Chocolate and curd cake "Chococheese"
6 servings
60 minutes
Chocolate-Cottage Cheese Cake 'ChocoCheese' is a harmonious blend of delicate cottage cheese cream and rich chocolate sponge. Inspired by European pastry traditions, the recipe features an airy structure and an amazing balance of sweetness and light acidity. The base of its flavor is dark chocolate, which adds depth, while the cottage cheese adds a pleasant creamy note. A key feature of preparation is creating numerous holes in the sponge to allow the cream to soak in, making the cake extraordinarily moist and aromatic. The finishing touch is an airy meringue that becomes crispy after baking. This dessert is perfect for cozy family tea times and festive gatherings, impressing with its texture and layered flavors.

1
Cut 100 g of butter into cubes, break 100 g of chocolate, melt everything together and remove from heat. Whisk 2 eggs with 60 g of sugar until fluffy.

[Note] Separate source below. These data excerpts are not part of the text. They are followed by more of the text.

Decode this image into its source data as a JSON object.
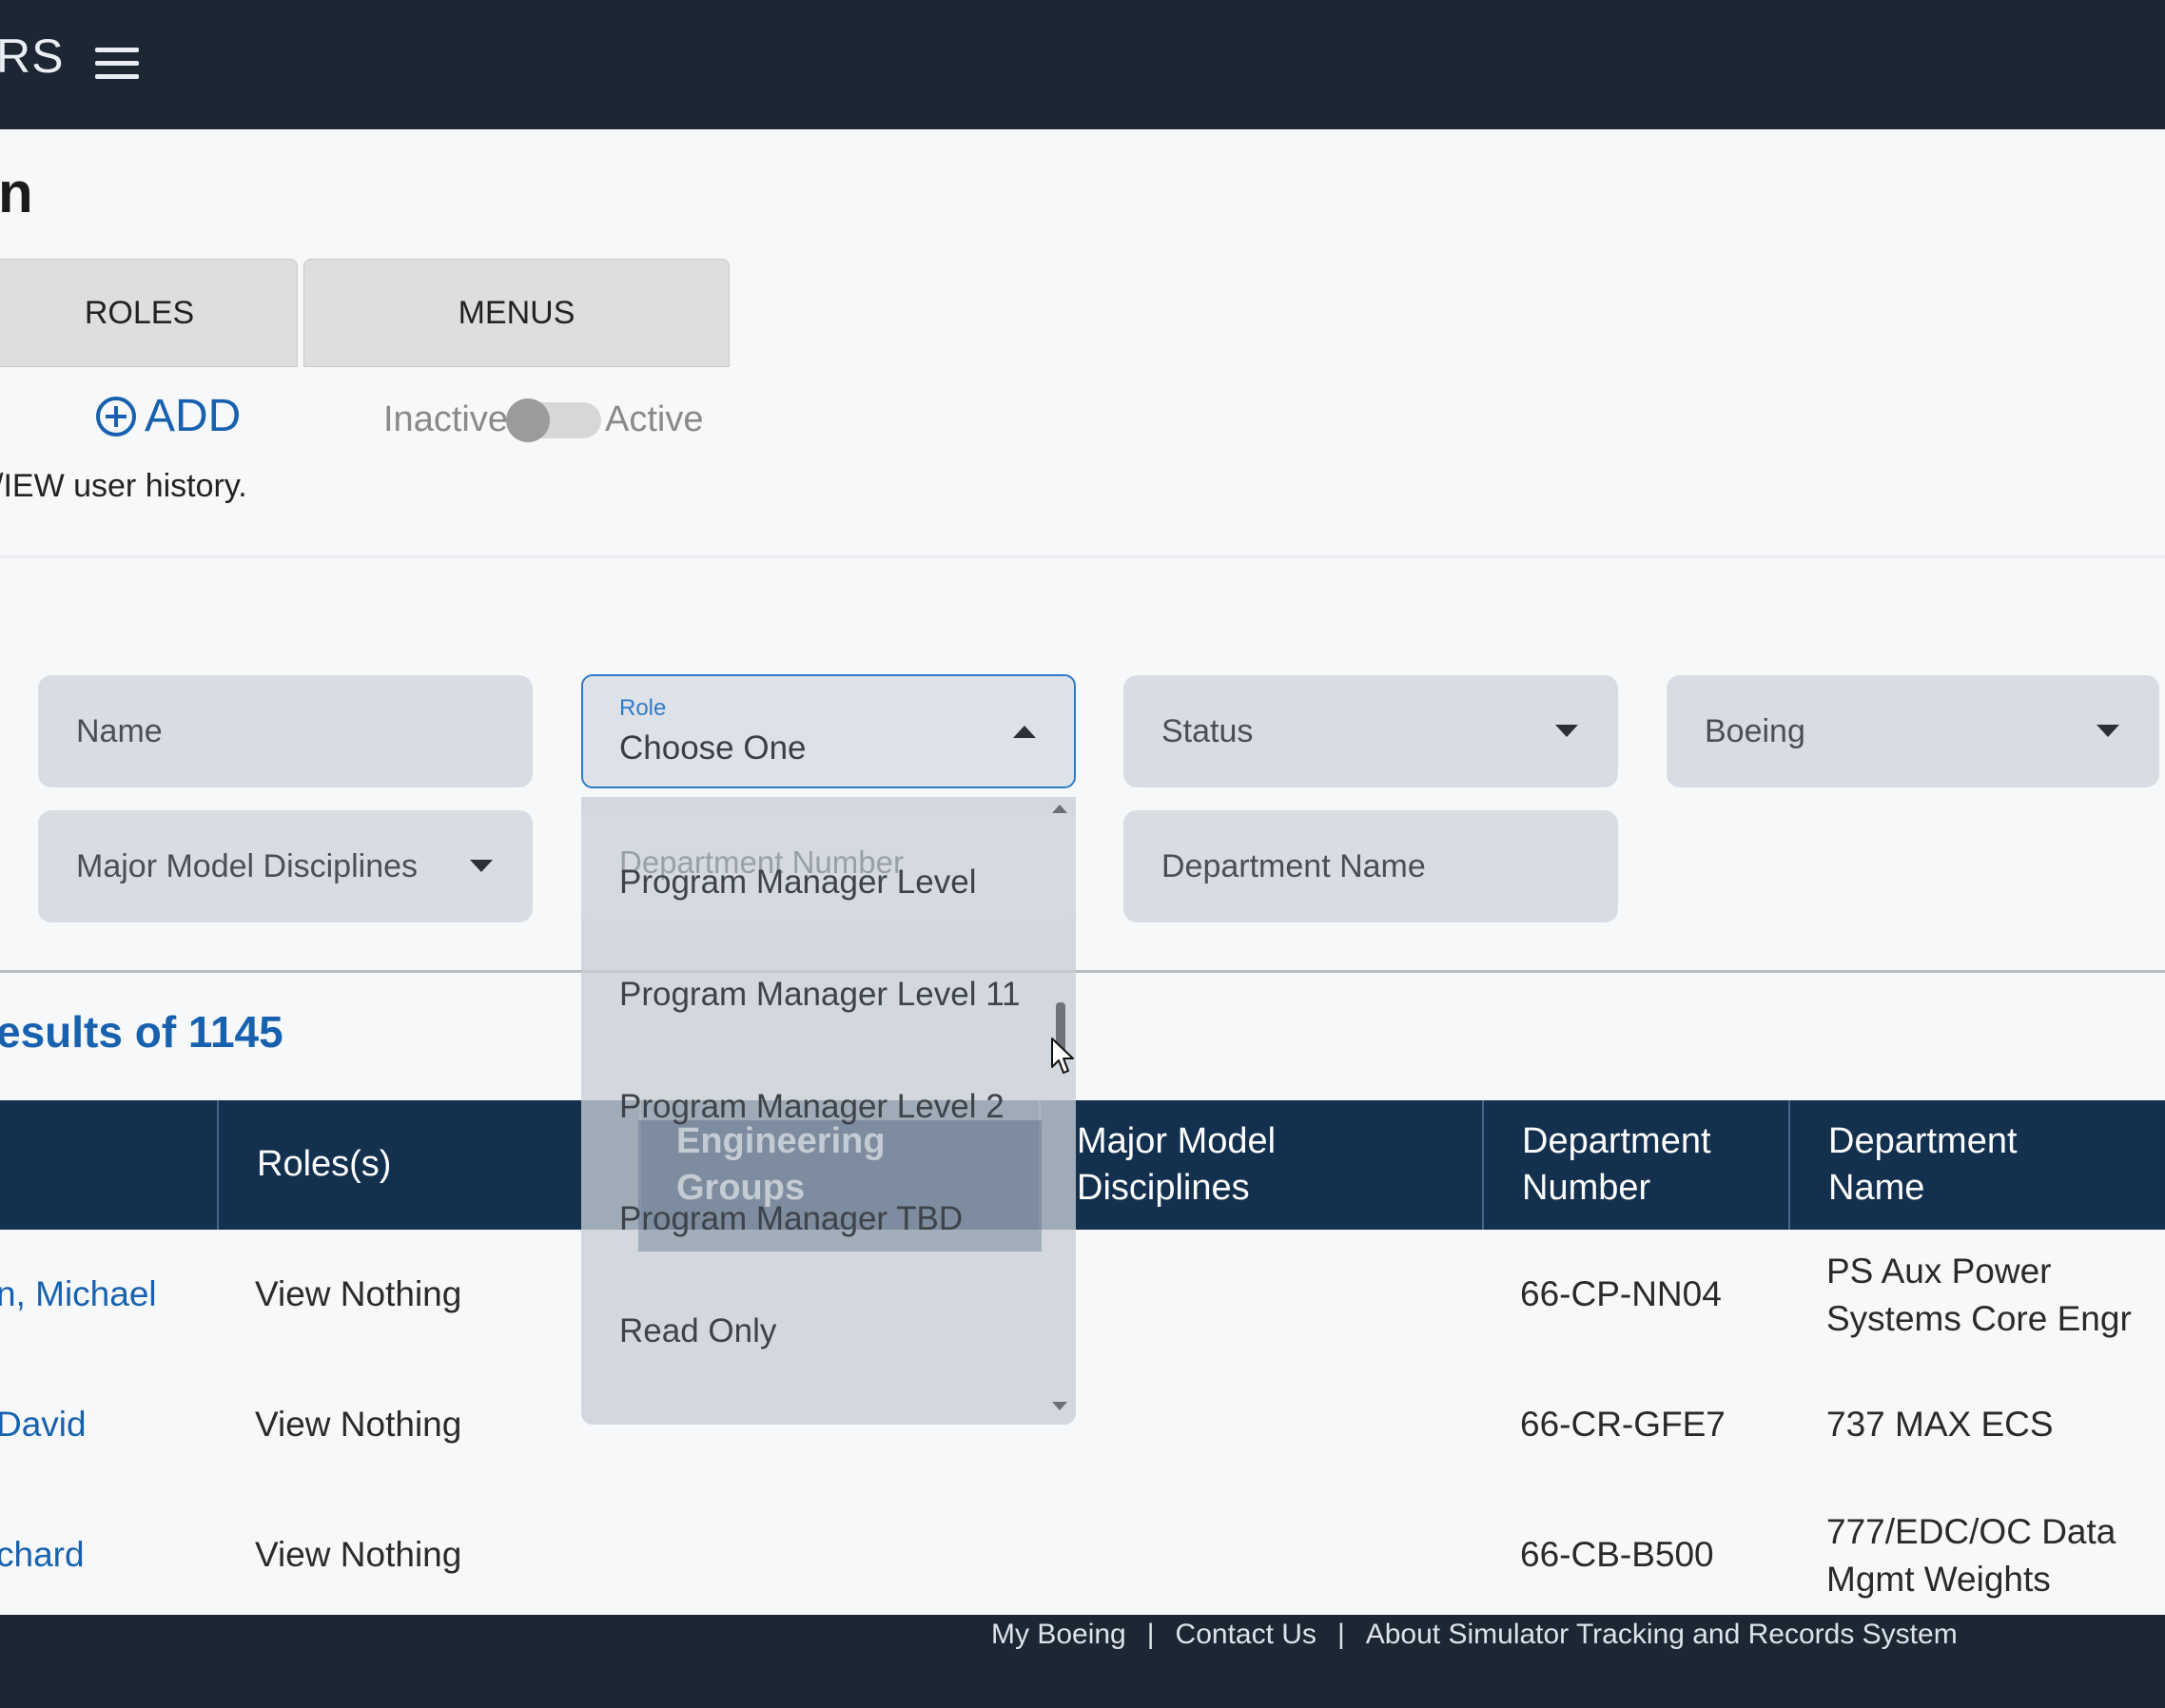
{
  "header": {
    "app_abbr": "RS"
  },
  "page": {
    "title": "n"
  },
  "tabs": [
    {
      "label": "ROLES"
    },
    {
      "label": "MENUS"
    }
  ],
  "actions": {
    "add_label": "ADD",
    "toggle_off": "Inactive",
    "toggle_on": "Active",
    "history_text": "/IEW user history."
  },
  "filters": {
    "name_placeholder": "Name",
    "role_label": "Role",
    "role_value": "Choose One",
    "status_placeholder": "Status",
    "company_value": "Boeing",
    "mmd_placeholder": "Major Model Disciplines",
    "dept_number_placeholder": "Department Number",
    "dept_name_placeholder": "Department Name"
  },
  "role_dropdown": {
    "options": [
      "Program Manager Level",
      "Program Manager Level 11",
      "Program Manager Level 2",
      "Program Manager TBD",
      "Read Only"
    ]
  },
  "results": {
    "text": "esults of 1145"
  },
  "table": {
    "headers": [
      "Roles(s)",
      "Engineering Groups",
      "Major Model Disciplines",
      "Department Number",
      "Department Name"
    ],
    "rows": [
      {
        "name": "n, Michael",
        "role": "View Nothing",
        "dept_number": "66-CP-NN04",
        "dept_name": "PS Aux Power Systems Core Engr"
      },
      {
        "name": "David",
        "role": "View Nothing",
        "dept_number": "66-CR-GFE7",
        "dept_name": "737 MAX ECS"
      },
      {
        "name": "chard",
        "role": "View Nothing",
        "dept_number": "66-CB-B500",
        "dept_name": "777/EDC/OC Data Mgmt Weights"
      }
    ]
  },
  "footer": {
    "links": [
      "My Boeing",
      "Contact Us",
      "About Simulator Tracking and Records System"
    ]
  },
  "colors": {
    "header_bg": "#1c2733",
    "accent": "#1761ae",
    "table_header": "#13304f"
  }
}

Pour the chocolate into the whipped eggs and whisk again until smooth. Add 90 g of flour with 1 tsp of baking powder to the chocolate mixture and whisk, then pour the batter into a greased pan and bake in a preheated oven at 180°C for 20 minutes.
- Butter: 100 g
- Dark chocolate: 100 g
- Chicken egg: 2 pieces
- Sugar: 250 g
- Wheat flour: 90 g
- Baking powder: 1 teaspoon
2
For the cream, beat together 2 egg yolks, 150 g sour cream, 140 g cream cheese, and 40 g sugar; add vanilla essence to taste. Take the pie form and poke many holes in it (the more holes you make, the juicier the cake will be). Pour the cream over the pie and bake in the oven for another 30 minutes at a reduced temperature of 150°C.
- Egg yolk: 2 pieces
- Sour cream 25%: 150 g
- Cottage cheese: 140 g
- Sugar: 250 g
- Vanilla extract: to taste
3
While the pie is baking, you can prepare the meringue for decoration. Dissolve 150 g of sugar in 40 ml of water and bring the mixture to a boil. Whip 2 egg whites with a pinch of salt, gradually pour in the sugar solution, and continue whipping until stiff peaks form.
- Sugar: 250 g
- Water: 40 ml
- Egg white: 2 pieces
4
Pipe the meringue onto the prepared pie using a round nozzle (if not possible, you can simply spread the meringue over the surface of the pie). Return the pie to the oven until the meringue is browned. The finished pie can be dusted with cocoa if desired.